Ram’s comments do not, in any way, represent the points the President highlighted at the event in New York.
President Granger had said that Guyana has relied on the production of primary products in six sectors, which he referred to as the ‘six sisters’. The Head of State pointed out that since Guyana’s Independence sugar, rice, bauxite, gold diamond and timber have sustained the country’s economy. While he acknowledged the value of those sectors, the President noted that the reliance on the production of primary products has limited the expansion and growth of the economy.
“The Head of State believes that Guyana must move further towards diversification, value added production and manufacturing,” the Ministry said.
“We live under the curse of the six sisters. As long as you can remember, Guyana has depended on sugar, rice, bauxite, gold, diamonds, timber and they have been faithful to us over the years but some of them tired now.
“We need to diversify, we need to get away from the spell of these six sisters and ensure that our children have a future other than being cane cutters, our children have a future other than felling timber…
“We have to go into new industries. We have to go into manufacturing and these new industries. We are going to ensure that new industries fit into our landscape and fit into the economic plans of our country and that is where I turn to you, the members of the diaspora,” the President said.
Mr. Ram deliberately used aspects of the President’s comments, without context to create the impression that the President is critical of the contribution of those sectors to Guyana’s development and economy, the Ministry said.
The Head of State is of the view that Guyana must use those abundant resources to revolutionise those sectors, thereby increasing employment and income generation activities, rather than simply relying on the production of raw materials.

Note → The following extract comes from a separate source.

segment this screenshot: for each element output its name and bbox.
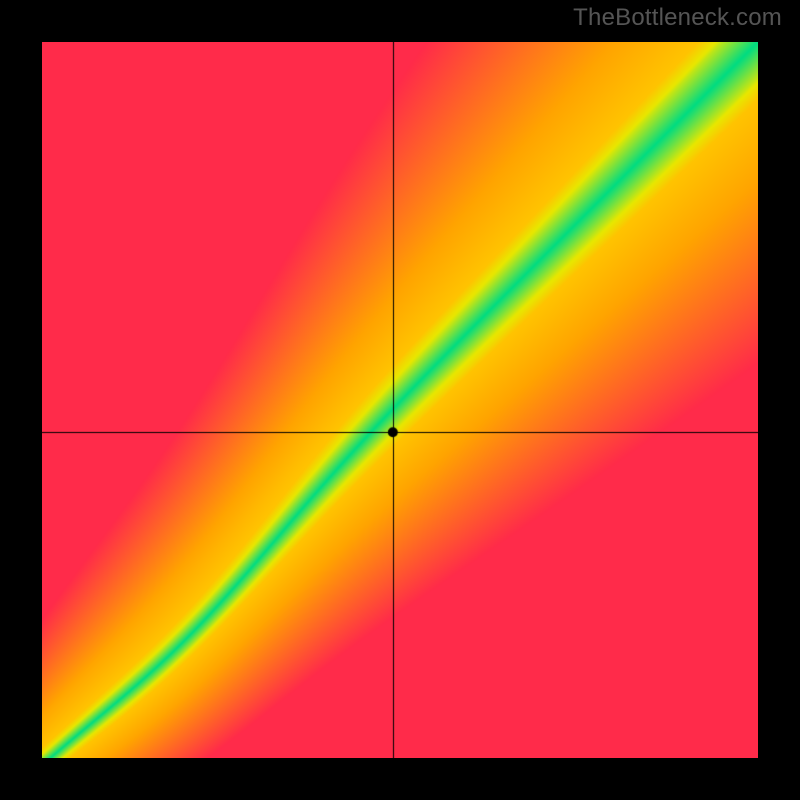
chart-container: TheBottleneck.com (0, 0, 800, 800)
watermark-text: TheBottleneck.com (573, 4, 782, 32)
bottleneck-heatmap (42, 42, 758, 758)
plot-area (42, 42, 758, 758)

The Head of State said that the Guyanese diaspora has the technical knowledge, financial resources and skills to help change the reliance on raw resources, which has defined economic activity, the Ministry stated.
Additionally, in the same letter, Mr. Ram, referencing the President’s statement that “we don’t need barrels, we need brains,” writes that “…we will find that many persons with brains, who have stayed in Guyana will have to rely on barrels from abroad for their very survival.”
However, what the President actually said at the function is that Government, the private sector and members of the diaspora must work together to build capacity in the areas of education and technical expertise and technology.
He indicated that what Guyana needs, more than just ‘barrels’ is knowledge transfer and investment.
The Ministry of the Presidency reminds Mr. Ram that an absence of context and the selective use of quotes can only be seen as a deliberate attempt to paint a picture that is not based on fact. Instead, what is presented are at best half-truths and, at worst, abject dishonesty to feed a specific agenda.